Sri Guru Granth Sahib

Pagina - 707


ਮਨਿ ਵਸੰਦੜੋ ਸਚੁ ਸਹੁ ਨਾਨਕ ਹਭੇ ਡੁਖੜੇ ਉਲਾਹਿ ॥੨॥
man vasandarro sach sahu naanak habhe ddukharre ulaeh |2|

Wanneer de Ware Heer en Meester in iemands geest verblijft, O Nanak, worden alle zonden verdreven. ||2||

ਪਉੜੀ ॥
paurree |

Pauree:

ਕੋਟਿ ਅਘਾ ਸਭਿ ਨਾਸ ਹੋਹਿ ਸਿਮਰਤ ਹਰਿ ਨਾਉ ॥
kott aghaa sabh naas hohi simarat har naau |

Miljoenen zonden worden volledig uitgewist door te mediteren op de Naam van de Heer.

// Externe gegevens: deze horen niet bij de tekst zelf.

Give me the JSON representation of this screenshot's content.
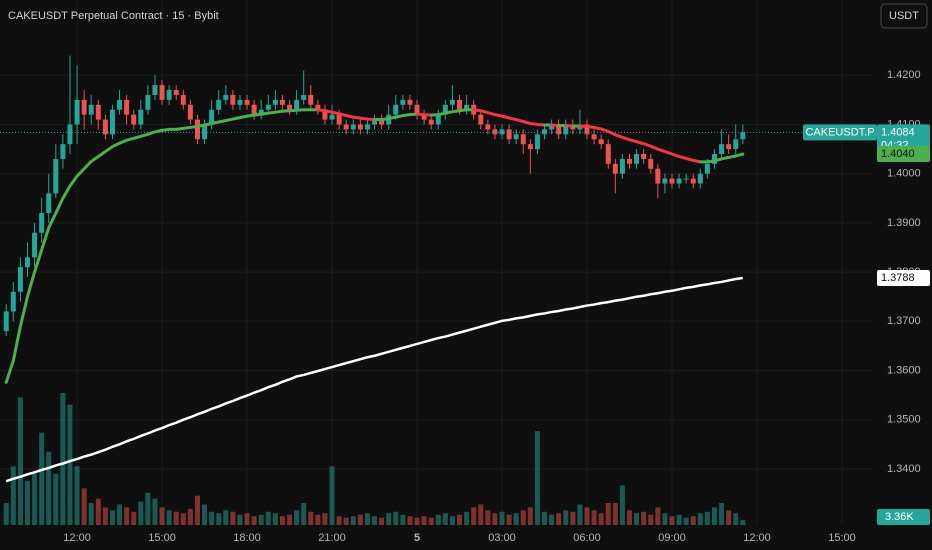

ਮਨ ਚਿੰਦੇ ਫਲ ਪਾਈਅਹਿ ਹਰਿ ਕੇ ਗੁਣ ਗਾਉ ॥
man chinde fal paaeeeh har ke gun gaau |

De vruchten van iemands hartenverlangens worden verkregen door het zingen van de glorieuze lofzangen van de Heer.

ਜਨਮ ਮਰਣ ਭੈ ਕਟੀਅਹਿ ਨਿਹਚਲ ਸਚੁ ਥਾਉ ॥
janam maran bhai katteeeh nihachal sach thaau |

De angst voor geboorte en dood wordt uitgeroeid en iemands eeuwige, onveranderlijke ware thuis wordt verkregen.

ਪੂਰਬਿ ਹੋਵੈ ਲਿਖਿਆ ਹਰਿ ਚਰਣ ਸਮਾਉ ॥
poorab hovai likhiaa har charan samaau |

Als het zo voorbestemd is, wordt men verzonken in de lotusvoeten van de Heer.

ਕਰਿ ਕਿਰਪਾ ਪ੍ਰਭ ਰਾਖਿ ਲੇਹੁ ਨਾਨਕ ਬਲਿ ਜਾਉ ॥੫॥
kar kirapaa prabh raakh lehu naanak bal jaau |5|

Zegen mij met Uw genade, God - bewaar mij alstublieft en red mij! Nanak is een offer aan jou. ||5||

ਸਲੋਕ ॥
salok |

Salok:

ਗ੍ਰਿਹ ਰਚਨਾ ਅਪਾਰੰ ਮਨਿ ਬਿਲਾਸ ਸੁਆਦੰ ਰਸਹ ॥
grih rachanaa apaaran man bilaas suaadan rasah |

Ze zijn betrokken bij hun prachtige huizen en bij de geneugten van de verlangens van de geest.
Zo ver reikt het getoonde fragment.